The Redbird Report - 02/24

Before he spoke to his team on the first full day of spring training, manager Tony La Russa said he talked to other coaches or managers who had been in a similar position of trying to repeat titles.

"The most common advice I got was that we're not in the business of defending a championship," La Russa said. "It's all about a brand-new competition. We're exactly where we were last year.

"I really don't think our situation has changed much because we've been a good club for several years, and I think clubs have respected us for several years.

"So I don't think anybody is going to set their rotation up any more than they have in the past. You've got everybody you've got to beat, and you can't concentrate on one club. It's just about ourselves. We're going to have fans congratulating us every day.
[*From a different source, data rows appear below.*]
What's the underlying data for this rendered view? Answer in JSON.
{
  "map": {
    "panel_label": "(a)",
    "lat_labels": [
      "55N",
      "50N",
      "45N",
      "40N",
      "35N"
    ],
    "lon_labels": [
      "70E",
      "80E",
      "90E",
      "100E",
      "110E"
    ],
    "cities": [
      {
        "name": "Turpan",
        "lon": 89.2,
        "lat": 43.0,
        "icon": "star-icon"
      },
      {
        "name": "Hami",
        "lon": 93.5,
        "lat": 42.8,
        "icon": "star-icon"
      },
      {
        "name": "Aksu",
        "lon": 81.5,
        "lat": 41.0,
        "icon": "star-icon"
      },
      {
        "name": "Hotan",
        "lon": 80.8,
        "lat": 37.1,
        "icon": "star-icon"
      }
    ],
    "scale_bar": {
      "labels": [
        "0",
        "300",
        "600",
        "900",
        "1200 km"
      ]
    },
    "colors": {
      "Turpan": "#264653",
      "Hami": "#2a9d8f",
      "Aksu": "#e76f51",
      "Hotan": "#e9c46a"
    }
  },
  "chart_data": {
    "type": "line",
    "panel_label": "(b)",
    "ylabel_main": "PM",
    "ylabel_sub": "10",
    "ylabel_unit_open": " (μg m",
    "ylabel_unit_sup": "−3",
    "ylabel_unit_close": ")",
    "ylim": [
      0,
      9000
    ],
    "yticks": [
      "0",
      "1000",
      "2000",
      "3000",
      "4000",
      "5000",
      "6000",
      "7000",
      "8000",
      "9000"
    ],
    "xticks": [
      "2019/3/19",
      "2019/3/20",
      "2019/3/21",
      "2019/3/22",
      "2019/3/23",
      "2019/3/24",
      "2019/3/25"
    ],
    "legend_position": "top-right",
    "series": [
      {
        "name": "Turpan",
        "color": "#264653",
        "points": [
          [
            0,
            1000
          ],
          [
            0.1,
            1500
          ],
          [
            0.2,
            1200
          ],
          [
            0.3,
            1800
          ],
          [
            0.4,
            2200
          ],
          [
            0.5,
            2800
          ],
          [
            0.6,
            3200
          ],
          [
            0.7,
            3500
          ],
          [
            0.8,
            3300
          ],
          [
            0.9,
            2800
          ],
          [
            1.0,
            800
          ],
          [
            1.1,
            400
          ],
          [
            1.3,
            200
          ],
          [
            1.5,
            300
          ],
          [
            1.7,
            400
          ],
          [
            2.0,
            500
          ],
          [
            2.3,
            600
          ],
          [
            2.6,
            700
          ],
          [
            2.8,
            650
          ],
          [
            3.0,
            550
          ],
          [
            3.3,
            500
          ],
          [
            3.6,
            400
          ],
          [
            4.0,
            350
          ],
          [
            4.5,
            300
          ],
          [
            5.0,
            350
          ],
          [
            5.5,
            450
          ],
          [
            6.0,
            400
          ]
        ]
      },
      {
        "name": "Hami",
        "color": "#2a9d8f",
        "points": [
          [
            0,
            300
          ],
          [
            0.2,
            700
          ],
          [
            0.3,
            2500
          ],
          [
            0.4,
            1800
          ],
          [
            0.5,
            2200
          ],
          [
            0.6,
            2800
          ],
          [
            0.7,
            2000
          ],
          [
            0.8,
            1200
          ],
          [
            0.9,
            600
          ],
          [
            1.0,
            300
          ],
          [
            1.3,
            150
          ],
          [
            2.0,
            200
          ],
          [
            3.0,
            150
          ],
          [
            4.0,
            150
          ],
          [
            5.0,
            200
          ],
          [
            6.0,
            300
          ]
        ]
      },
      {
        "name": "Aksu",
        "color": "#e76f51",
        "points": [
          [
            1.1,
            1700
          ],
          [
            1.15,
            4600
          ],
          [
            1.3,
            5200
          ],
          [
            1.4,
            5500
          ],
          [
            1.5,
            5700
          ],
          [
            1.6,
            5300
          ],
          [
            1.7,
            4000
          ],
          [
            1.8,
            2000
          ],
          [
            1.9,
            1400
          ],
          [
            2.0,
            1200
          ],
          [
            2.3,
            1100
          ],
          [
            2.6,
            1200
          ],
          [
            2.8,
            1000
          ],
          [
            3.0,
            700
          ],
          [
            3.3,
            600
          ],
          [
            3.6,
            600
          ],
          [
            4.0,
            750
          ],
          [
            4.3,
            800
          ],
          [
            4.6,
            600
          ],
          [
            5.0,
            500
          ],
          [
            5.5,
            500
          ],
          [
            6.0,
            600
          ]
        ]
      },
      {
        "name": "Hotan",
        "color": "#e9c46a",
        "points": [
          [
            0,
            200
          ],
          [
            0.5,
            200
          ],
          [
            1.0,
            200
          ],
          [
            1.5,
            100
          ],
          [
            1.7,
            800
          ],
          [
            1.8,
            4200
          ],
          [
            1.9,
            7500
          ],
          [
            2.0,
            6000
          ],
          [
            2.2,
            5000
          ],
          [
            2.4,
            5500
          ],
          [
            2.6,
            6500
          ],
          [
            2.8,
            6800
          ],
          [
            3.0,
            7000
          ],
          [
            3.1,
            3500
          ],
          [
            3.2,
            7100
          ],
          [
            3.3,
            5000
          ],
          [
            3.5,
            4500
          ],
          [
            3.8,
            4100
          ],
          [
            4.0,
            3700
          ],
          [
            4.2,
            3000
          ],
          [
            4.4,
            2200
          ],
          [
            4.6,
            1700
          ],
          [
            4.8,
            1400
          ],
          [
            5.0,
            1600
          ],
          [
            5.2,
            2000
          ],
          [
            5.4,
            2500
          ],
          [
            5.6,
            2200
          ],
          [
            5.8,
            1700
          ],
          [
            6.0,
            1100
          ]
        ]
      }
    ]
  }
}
And we just need to make sure that works for us and not against us."

On the two days before the first full-squad workout, La Russa had been a guest of owner Bill France at the Daytona Speedway to watch the Daytona 500 and then served as a guest speaker to coach Billy Donovan's University of Florida basketball team.

Pertaining to Daytona and the spectacle that it has become, La Russa said, "The Daytona 500 makes the World Series look like a 'B' game in the morning."

As for his speech to the defending national champion Gators, La Russa quipped, "I told them the same thing I say here. Get so far ahead that the coach can't screw it up."

Cardinals shortstop David Eckstein, a Florida alumnus, had set up La Russa's meeting with Donovan.

WHERE, WHEN: Roger Dean Stadium, Jupiter, Fla. First exhibition game is Feb. 28 against the Marlins.


--LHP Mark Mulder, who is scheduled to return in July after rotator cuff surgery last September, said he thought his shoulder problems might even stem to the end of the 2004 season, before the Cardinals acquired him from Oakland for RHPs Danny Haren and Kiko Calero.

"I didn't think anything was wrong at the time," Mulder said. "I wasn't throwing correctly, but I never would have imagined needing surgery. "It didn't necessarily hurt to pitch. It felt weak."

--OF Rick Ankiel is back for his 10th spring training with the Cardinals. He is an outfielder now after his pitching career flamed out, and he's attempting to return after missing yet another season due to injury (knee surgery) last year.

"I'm still pretty young. I'm only 27," Ankiel said. "It seems a lot of guys are making it to the big leagues when they're 26 or 27. I don't think my window's closing."

Ankiel, in his first full season as an outfielder in 2005, hit 21 homers in 321 at-bats at Class A and Double-A.

--3B Scott Rolen said his focus this camp is on baseball, rather than how his shoulder feels. Rolen is another year removed from the multiple surgeries he had on his left shoulder in 2005.

"When I came to spring last year, I was still hurt, still rehabbing," he said. "I didn't have to miss any drills, but I was basically starting over."

--LHP Ricardo Rincon said he has felt no pain or soreness in his surgically repaired left shoulder and elbow. "Everything feels good," he said. "I've thrown every pitch. It feels normal."

--OF John Rodriguez hit .301 in part-time duty last year but will have to fight for a roster spot this year, especially if the Cardinals keep 12 pitchers and only 13 position players. "He can be a power bat off the bench, if that's what he wants to be," said manager Tony La Russa, mindful that Rodriguez, hampered by a bad shoulder, hit only two homers last year.

BY THE NUMBERS: 2 -- Number of hits prospective starter Braden Looper has in 10 career at-bats over 572 games.

QUOTE TO NOTE: "I've felt good about our team since 2000. I feel as good about this team as those teams." -- Cardinals chairman Bill DeWitt Jr.